While bleating goats serve as adorable stars in online videos most people probably think the beasts simply make random noises. But a new study finds that goats recognize slight emotional changes in other goats’ calls and respond both behaviorally and physiologically, which indicates the listener’s feelings shift, too.

“There’s a lot of research studying animal emotions and studying vocalization is a window to these emotions,” Alan McElligott, an author of the paper published in Frontiers in Zoology, and a reader in animal behavior at the University of Roehampton in London, told TODAY. “They are able to perceive a positive or negative (emotion) and it could affect how they are feeling as well. It is very similar to what is happening in humans but I wouldn’t say it is the same.”

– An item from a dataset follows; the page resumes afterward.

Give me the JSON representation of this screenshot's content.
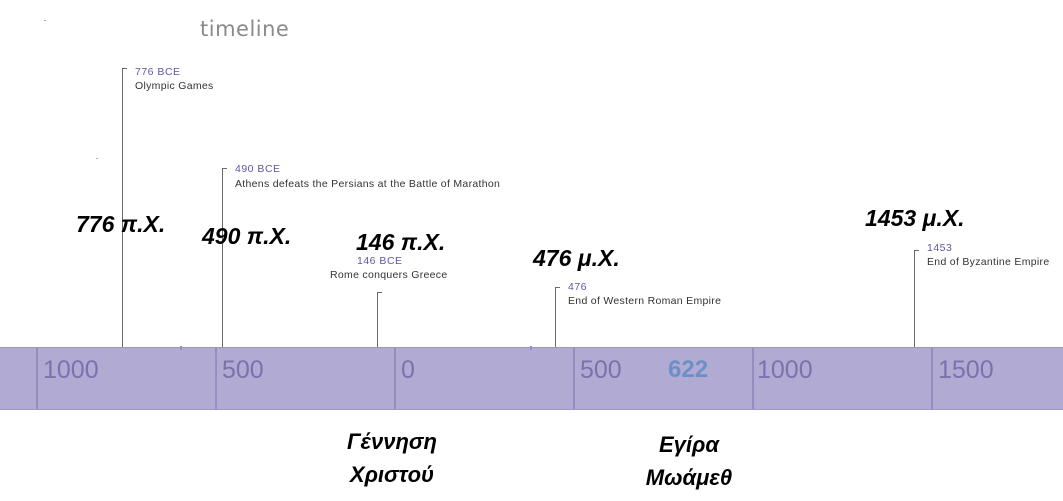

A new study shows that goats experience an emotional response when they hear another goat making a positive bleating noise. Courtesy of Alan McElligott

The findings reinforce what farmers have long believed about their animals: That they are curious, emotional creatures, attuned to those around them.

For the study researchers recruited 24 goats from the Buttercup Sanctuary for Goats in Kent. Each goat spent time in pen on the farm and listened to groups of positive and negative goat calls. While researchers observed the goats’ behavior they also used an external heart monitor to record the heart rate and heart rate variance, the pauses between heartbeats. When goats heard positive goat calls the time between their heart beats lengthened.

“Their behavior changes and they look more to the source of the sound and there is a physiological affect as well,” he explained.

Researchers think that by understanding how goats responding to other goats' calls they can uncover the social lives of the creatures. Courtesy of Alan McElligott

Understanding goats’ emotions provides insight into their abilities and can help farmers make goats happier.

“People were almost not aware that livestock animals were feeling emotions,” McElligott said. “It is just raising awareness of the cognitive abilities of these livestock animals. They are not meat and milk or hair producing machines. They have complex social lives.”